Searching by inventor’s name works at the patent office’s web site back to 1920. ex: in/Edison in the 1790-present database would find patents where one of the inventors’ last name is Edison, the famous guy plus anyone else with that surname. But what if you are interested in patents before 1920, as say someone who is reading something on a site called historicip.com? The patent office doesn’t provide a direct way to do this, but my friend Jeff found a way to do just that! It’s there, hiding in plain sight, on the advance search’s help page. I’ll give you a second to try to spot it.
Jeff’s trick is to search the modern, 1976 and up, database for references by name! ex: Ref/Edison. That will return modern patents that reference patents by someone with the surname Edison. The reference can be to any patent, including pre-1920 patents! Suddenly there is a way to find pre-1920 patents for an inventor. It’s an absolutely brilliant, albeit clunky, way to cheat the system, to do something that could not otherwise be done. It’s clunky in that you cannot control the date range of the references. The reference could be to a 1920 and up patent you could have found simply by doing an inventor name search (in/Edison). You’d have to look at a lot of false positives, but ah, before google patents was a thing, you would occasionally find a pre-1920 patent by the inventor you were searching for! The unsearchable suddenly became searchable.
Flaws with the trick include finding the same pre-1920 patent referenced again and again by modern patents. The first one is pure gold to its searcher, but the rest become false positives. Another problem is that not every pre-1920 patent gets referenced by a modern patent. So it’s not a perfect trick, but that doesn’t diminish its brilliance any. It’s so cleaver I would be really proud if I that thought it up myself.

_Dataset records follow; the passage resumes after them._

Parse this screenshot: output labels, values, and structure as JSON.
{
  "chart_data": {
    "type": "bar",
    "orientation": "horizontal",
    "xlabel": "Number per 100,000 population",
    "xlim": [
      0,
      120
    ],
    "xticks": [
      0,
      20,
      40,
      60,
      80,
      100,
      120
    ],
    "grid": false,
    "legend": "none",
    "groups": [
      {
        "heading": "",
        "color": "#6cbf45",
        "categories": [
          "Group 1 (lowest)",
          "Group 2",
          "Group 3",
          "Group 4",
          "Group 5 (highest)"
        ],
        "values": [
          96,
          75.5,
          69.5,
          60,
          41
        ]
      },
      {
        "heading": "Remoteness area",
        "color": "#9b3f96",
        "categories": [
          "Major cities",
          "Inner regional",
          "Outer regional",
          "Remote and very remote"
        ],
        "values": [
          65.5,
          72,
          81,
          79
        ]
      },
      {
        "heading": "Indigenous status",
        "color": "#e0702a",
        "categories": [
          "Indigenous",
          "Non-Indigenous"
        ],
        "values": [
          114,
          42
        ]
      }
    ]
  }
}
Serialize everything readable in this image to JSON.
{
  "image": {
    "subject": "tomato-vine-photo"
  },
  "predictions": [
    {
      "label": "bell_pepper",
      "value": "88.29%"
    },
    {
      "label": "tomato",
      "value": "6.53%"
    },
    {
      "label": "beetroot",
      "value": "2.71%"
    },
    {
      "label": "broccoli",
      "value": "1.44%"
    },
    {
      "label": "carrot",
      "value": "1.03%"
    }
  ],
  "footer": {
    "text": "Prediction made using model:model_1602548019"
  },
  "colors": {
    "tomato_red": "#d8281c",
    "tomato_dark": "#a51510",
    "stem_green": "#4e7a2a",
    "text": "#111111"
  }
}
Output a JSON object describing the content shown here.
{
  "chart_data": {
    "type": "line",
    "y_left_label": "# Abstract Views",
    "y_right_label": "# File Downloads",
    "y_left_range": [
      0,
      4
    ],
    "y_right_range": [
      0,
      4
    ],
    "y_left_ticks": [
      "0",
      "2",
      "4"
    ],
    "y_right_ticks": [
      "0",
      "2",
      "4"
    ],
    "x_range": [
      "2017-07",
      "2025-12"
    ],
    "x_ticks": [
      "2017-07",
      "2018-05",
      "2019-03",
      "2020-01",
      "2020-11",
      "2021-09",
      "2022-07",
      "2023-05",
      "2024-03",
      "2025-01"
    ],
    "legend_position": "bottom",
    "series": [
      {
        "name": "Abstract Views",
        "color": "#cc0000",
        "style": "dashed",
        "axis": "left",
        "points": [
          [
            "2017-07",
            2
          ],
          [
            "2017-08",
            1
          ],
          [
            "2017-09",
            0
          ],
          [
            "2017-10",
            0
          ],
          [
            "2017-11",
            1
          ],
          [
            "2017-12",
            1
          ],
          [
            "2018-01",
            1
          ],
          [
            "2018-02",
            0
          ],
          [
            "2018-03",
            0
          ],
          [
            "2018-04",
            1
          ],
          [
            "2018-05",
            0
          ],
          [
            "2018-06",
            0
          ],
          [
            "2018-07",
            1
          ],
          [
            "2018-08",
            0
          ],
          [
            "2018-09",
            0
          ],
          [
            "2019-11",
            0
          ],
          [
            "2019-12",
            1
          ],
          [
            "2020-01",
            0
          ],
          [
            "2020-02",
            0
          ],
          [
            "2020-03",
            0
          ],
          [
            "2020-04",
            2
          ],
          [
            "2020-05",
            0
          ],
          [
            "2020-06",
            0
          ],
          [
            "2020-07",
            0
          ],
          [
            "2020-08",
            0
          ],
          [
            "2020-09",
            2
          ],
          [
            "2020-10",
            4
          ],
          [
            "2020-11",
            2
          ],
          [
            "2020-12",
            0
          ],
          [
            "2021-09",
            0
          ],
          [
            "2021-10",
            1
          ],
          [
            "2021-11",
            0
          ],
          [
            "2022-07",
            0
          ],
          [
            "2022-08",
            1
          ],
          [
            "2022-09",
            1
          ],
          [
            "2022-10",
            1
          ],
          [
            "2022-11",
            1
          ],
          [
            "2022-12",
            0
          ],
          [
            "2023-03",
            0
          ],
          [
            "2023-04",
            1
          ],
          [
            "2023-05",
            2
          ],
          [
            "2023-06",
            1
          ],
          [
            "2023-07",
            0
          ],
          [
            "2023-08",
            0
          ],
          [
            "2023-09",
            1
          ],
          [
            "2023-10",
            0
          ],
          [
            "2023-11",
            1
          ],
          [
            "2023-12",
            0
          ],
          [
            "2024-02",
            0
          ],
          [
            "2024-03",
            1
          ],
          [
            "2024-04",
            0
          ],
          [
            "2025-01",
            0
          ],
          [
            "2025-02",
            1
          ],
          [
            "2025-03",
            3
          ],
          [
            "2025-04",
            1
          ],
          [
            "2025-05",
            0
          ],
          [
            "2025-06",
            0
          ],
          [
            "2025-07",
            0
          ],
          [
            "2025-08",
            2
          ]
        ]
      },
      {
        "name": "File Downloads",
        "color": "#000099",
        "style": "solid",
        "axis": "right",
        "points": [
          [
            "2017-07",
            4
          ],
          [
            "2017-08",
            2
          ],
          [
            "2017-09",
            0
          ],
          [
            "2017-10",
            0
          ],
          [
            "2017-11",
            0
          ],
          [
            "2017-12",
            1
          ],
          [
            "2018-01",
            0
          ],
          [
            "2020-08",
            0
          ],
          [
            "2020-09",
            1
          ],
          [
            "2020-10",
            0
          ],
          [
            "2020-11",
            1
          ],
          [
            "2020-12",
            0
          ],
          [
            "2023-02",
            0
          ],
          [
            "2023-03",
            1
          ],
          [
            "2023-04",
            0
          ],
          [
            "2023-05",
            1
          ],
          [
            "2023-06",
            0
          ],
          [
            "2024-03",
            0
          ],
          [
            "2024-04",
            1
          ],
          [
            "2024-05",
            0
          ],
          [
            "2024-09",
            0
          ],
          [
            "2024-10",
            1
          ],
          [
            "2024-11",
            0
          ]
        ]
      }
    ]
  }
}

Inspired by Jeff’s trick, I created a searchable database of pre-1920 inventors. I did this by scanning the bulk granted patent xml files, looking for pre-1920 references that I hadn’t already found. Bam, no more false positives! Well, at least not as many as using a straight up reference search as it turns out. The problem is that the reference data is not complete clean. I found typos in the inventor’s names, dyslexic permutations of the referenced patent number, missing D’s of design patents etc. I also added pre-1920 inventors gleaned from other sources, as I credit . Seems it pays to be a developer of an antique tool patent web site, chock full of pre-1920 inventors names. It came into existence though the efforts of my friends Jeff and Ralph and others.